The anti-inflammatory effects of the tellurium redox modulating compound, AS101, are associated with regulation of NFkappaB signaling pathway and nitric oxide induction in macrophages

Abstract

Background: LPS-activated macrophages produce mediators which are involved in inflammation and tissue injury, and especially those associated with endotoxic shock. The non toxic tellurium compound ammonium tri-chloro(dioxoethylene-O,O'-)tellurate, AS101, has been recently shown to exert profound anti-inflammatory properties in animal models, associated with its Te(IV) redox chemistry. This study explores the anti-inflammatory properties of AS101 with respect to modulation of inflammatory cytokines production and regulation of iNOS transcription and expression in activated macrophages via targeting the NFkB complex.

Results: AS101 decreased production of IL-6 and in parallel down-regulated LPS-induced iNOS expression and NO secretion by macrophages. AS101 reduced IkB phosphorylation and degradation, and reduced NFkB nuclear translocalization, albeit these effects were exerted at different kinetics. Chromatin immunoprecipitation assays showed that AS101 treatment attenuated p50-subunit ability to bind DNA at the NFkB consensus site in the iNOS promotor following LPS induction.

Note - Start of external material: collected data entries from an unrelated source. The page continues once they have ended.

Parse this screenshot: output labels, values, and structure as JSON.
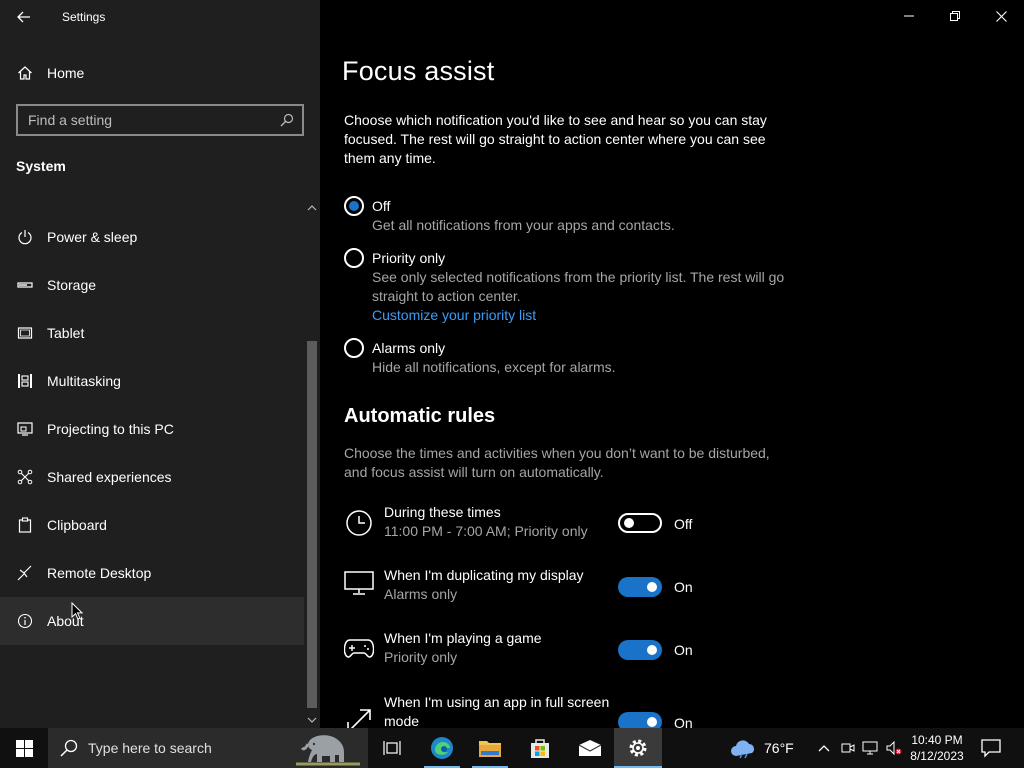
{
  "window": {
    "title": "Settings"
  },
  "sidebar": {
    "home_label": "Home",
    "search_placeholder": "Find a setting",
    "section_title": "System",
    "items": [
      {
        "label": "Power & sleep",
        "icon": "power-icon"
      },
      {
        "label": "Storage",
        "icon": "storage-icon"
      },
      {
        "label": "Tablet",
        "icon": "tablet-icon"
      },
      {
        "label": "Multitasking",
        "icon": "multitasking-icon"
      },
      {
        "label": "Projecting to this PC",
        "icon": "projecting-icon"
      },
      {
        "label": "Shared experiences",
        "icon": "shared-experiences-icon"
      },
      {
        "label": "Clipboard",
        "icon": "clipboard-icon"
      },
      {
        "label": "Remote Desktop",
        "icon": "remote-desktop-icon"
      },
      {
        "label": "About",
        "icon": "info-icon"
      }
    ]
  },
  "main": {
    "title": "Focus assist",
    "intro": "Choose which notification you'd like to see and hear so you can stay focused. The rest will go straight to action center where you can see them any time.",
    "options": [
      {
        "label": "Off",
        "desc": "Get all notifications from your apps and contacts.",
        "selected": true
      },
      {
        "label": "Priority only",
        "desc": "See only selected notifications from the priority list. The rest will go straight to action center.",
        "link": "Customize your priority list",
        "selected": false
      },
      {
        "label": "Alarms only",
        "desc": "Hide all notifications, except for alarms.",
        "selected": false
      }
    ],
    "rules_title": "Automatic rules",
    "rules_desc": "Choose the times and activities when you don’t want to be disturbed, and focus assist will turn on automatically.",
    "rules": [
      {
        "title": "During these times",
        "sub": "11:00 PM - 7:00 AM; Priority only",
        "state": "Off",
        "on": false,
        "icon": "clock-icon"
      },
      {
        "title": "When I'm duplicating my display",
        "sub": "Alarms only",
        "state": "On",
        "on": true,
        "icon": "monitor-icon"
      },
      {
        "title": "When I'm playing a game",
        "sub": "Priority only",
        "state": "On",
        "on": true,
        "icon": "gamepad-icon"
      },
      {
        "title": "When I'm using an app in full screen mode",
        "sub": "",
        "state": "On",
        "on": true,
        "icon": "fullscreen-icon"
      }
    ]
  },
  "taskbar": {
    "search_placeholder": "Type here to search",
    "weather": "76°F",
    "time": "10:40 PM",
    "date": "8/12/2023"
  },
  "colors": {
    "accent": "#1a73c8",
    "link": "#3d9bf5",
    "sidebar_bg": "#1f1f1f"
  }
}
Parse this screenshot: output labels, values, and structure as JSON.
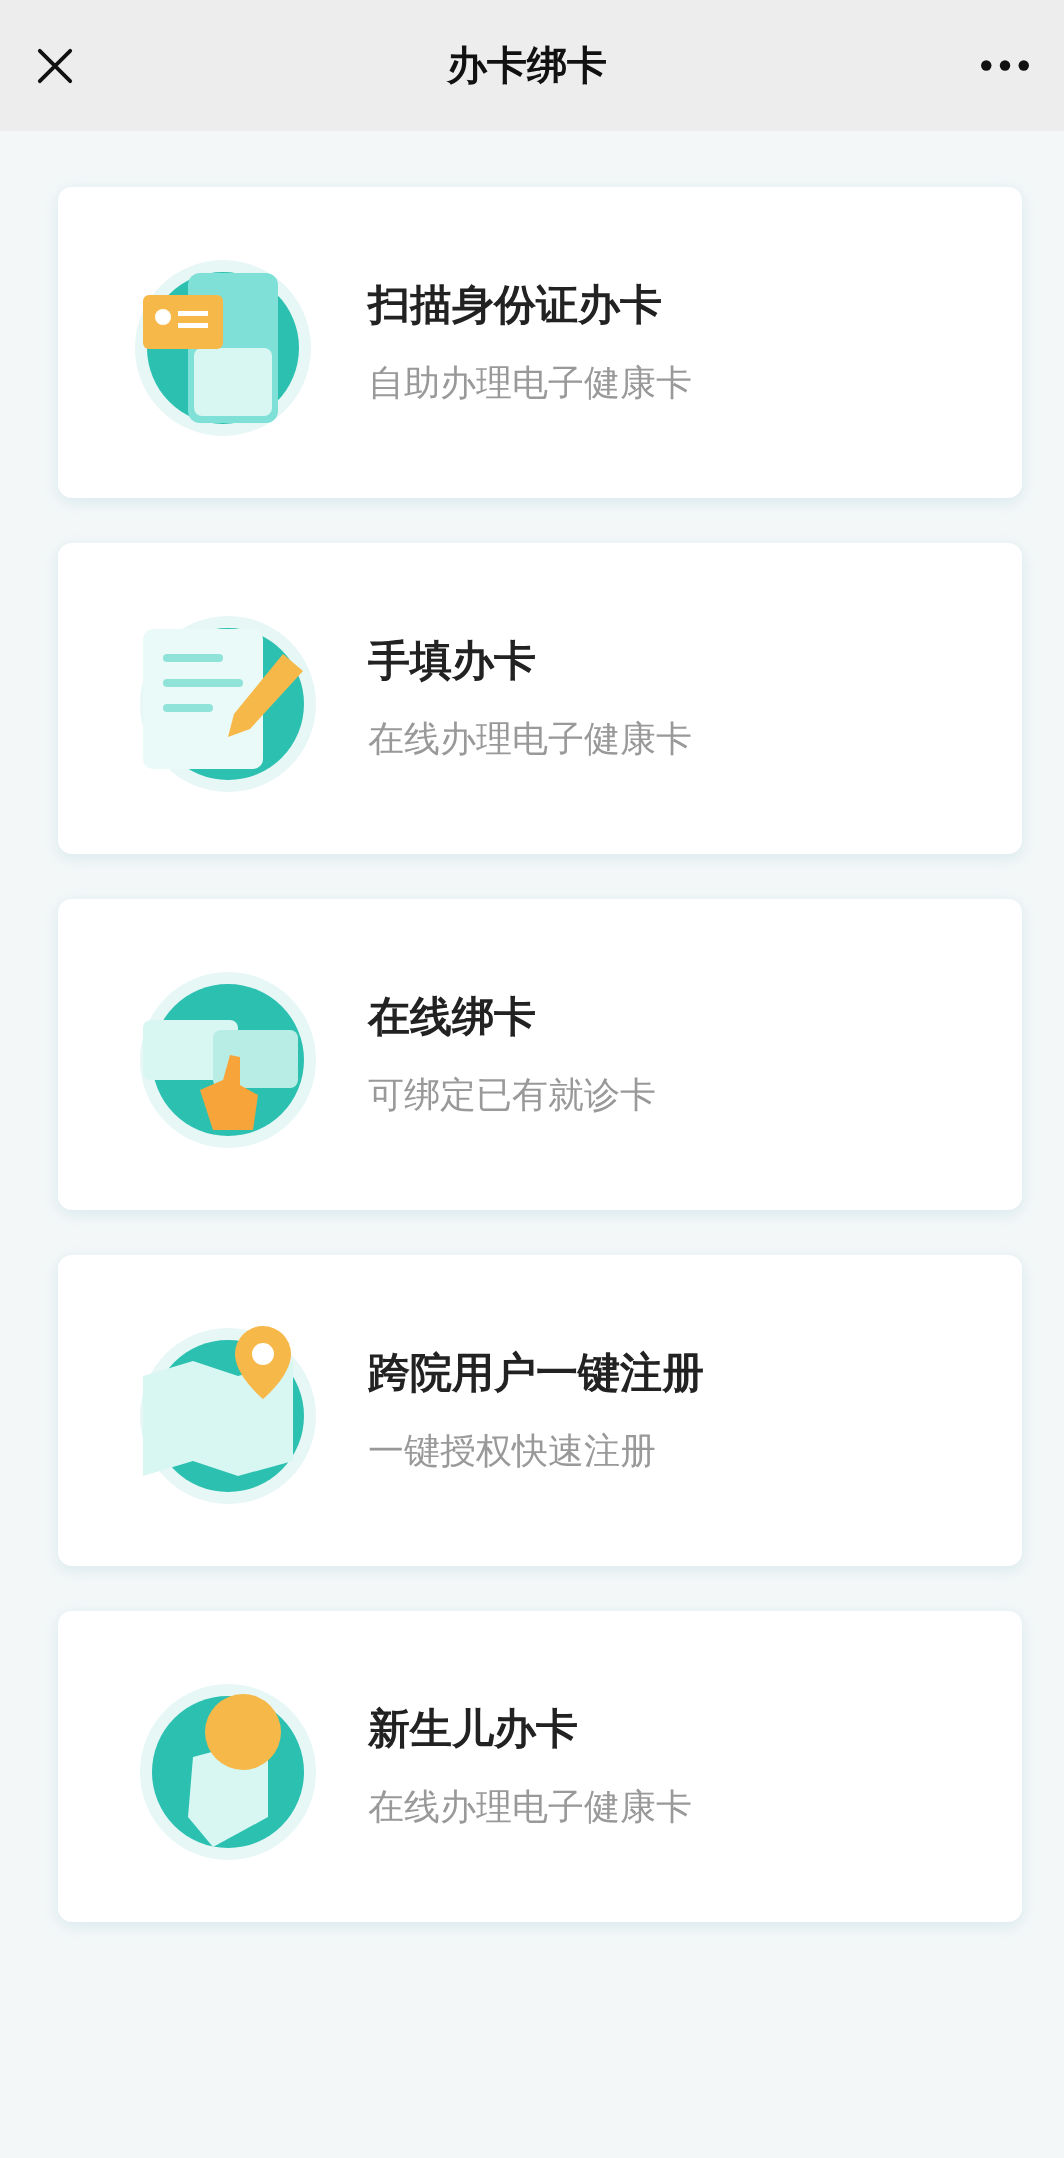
{
  "header": {
    "title": "办卡绑卡"
  },
  "options": [
    {
      "kind": "scan",
      "title": "扫描身份证办卡",
      "subtitle": "自助办理电子健康卡"
    },
    {
      "kind": "form",
      "title": "手填办卡",
      "subtitle": "在线办理电子健康卡"
    },
    {
      "kind": "bind",
      "title": "在线绑卡",
      "subtitle": "可绑定已有就诊卡"
    },
    {
      "kind": "map",
      "title": "跨院用户一键注册",
      "subtitle": "一键授权快速注册"
    },
    {
      "kind": "baby",
      "title": "新生儿办卡",
      "subtitle": "在线办理电子健康卡"
    }
  ]
}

Conclusions: Besides AS101, the investigation of therapeutic activities of other tellurium(IV) compounds is scarce in the literature, although tellurium is the fourth most abundant trace element in the human body. Since IKK and NFkB may be regulated by thiol modifications, we may thus envisage, inview of our integrated results, that Te(IV) compounds, may have important roles in thiol redox biological activity in the human body and represent a new class of anti-inflammatory compounds.

Figure 1

Effect of AS101 on LPS-induced iNOS protein expression (A-D) and NO(E) and IL-6 (F) secretion. (A) LPS-stimulated RAW264.7 cells (1 × 10⁶/ml) were treated with AS101(0.5 or 2 [μg/ml]) for 1 h (A) and 4 h (C). The iNOS level was analyzed by immunoblotting using anti-iNOS. Actin was used as an internal loading control. Bar graphs represent the quantitative densitometric value of the expressed protein vs actin: 1 h (B) and 4 h (D). *p < 0.05 vs LPS. Data shown are representative of three different experiments. (E-F) LPS-stimulated RAW264.7 cells (1 × 10⁶/ml) were incubated with AS101 (2 μg/ml) for 24 h. The culture supernatants were subsequently isolated and analyzed for nitrite and IL-6 levels. Data expressed as mean ± SE of four independent experiments. ** p < 0.05 vs. control, * p < 0.05 vs. LPS.

Figure 2

Effect of AS101 on degradation and phosphorylation of IKBα in RAW264.7 macrophages. (A,D) Cells were treated with LPS in the absence or in the presence of AS101 for 1 h (A) and 4 h (D). Total cellular proteins were prepared and immunoblotted using anti-pIKBα^ser32/36, anti-IKBα and anti-actin. Bar graphs represent the quantitative densitometric value of the expressed protein vs actin: pIKBα^ser32/36 1 h (B) and 4 h (E), IKBα- 1 h (C) and 4 h (F). *p < 0.05 vs LPS. Data shown are representative of three different experiments.

Figure 3

Effect of AS101 on NFkB translocalization. LPS-stimulated RAW264.7 cells (1 × 10⁶/ml) were treated with AS101 for 1 h (A) and 4 h (C). Cytosolic and nuclear extracts were immunoblotted using anti-p65 of NFκB and anti-actin. Extracts were immunoblotted using RCC1 indicating nuclear purity of the fractions (not shown). Bar graphs represent the quantitative densitometric value of the expressed protein vs actin: p65 1 h (B) and 4 h (D). *p < 0.05 vs LPS. Data shown are representative of three different experiments.

Figure 4

Inhibition of p50 DNA-binding in iNOS promoter by AS101 treatment. (A) ChIP analysis of LPS-stimulated RAW264.7 cells (1 × 10⁶/ml) treated with AS101 for 1 h. Bar graph represent the quantitative densitometric value of the p50 DNA-binding in the iNOS promoter vs input (B). *p < 0.05 vs LPS. Data are representative of three different experiments.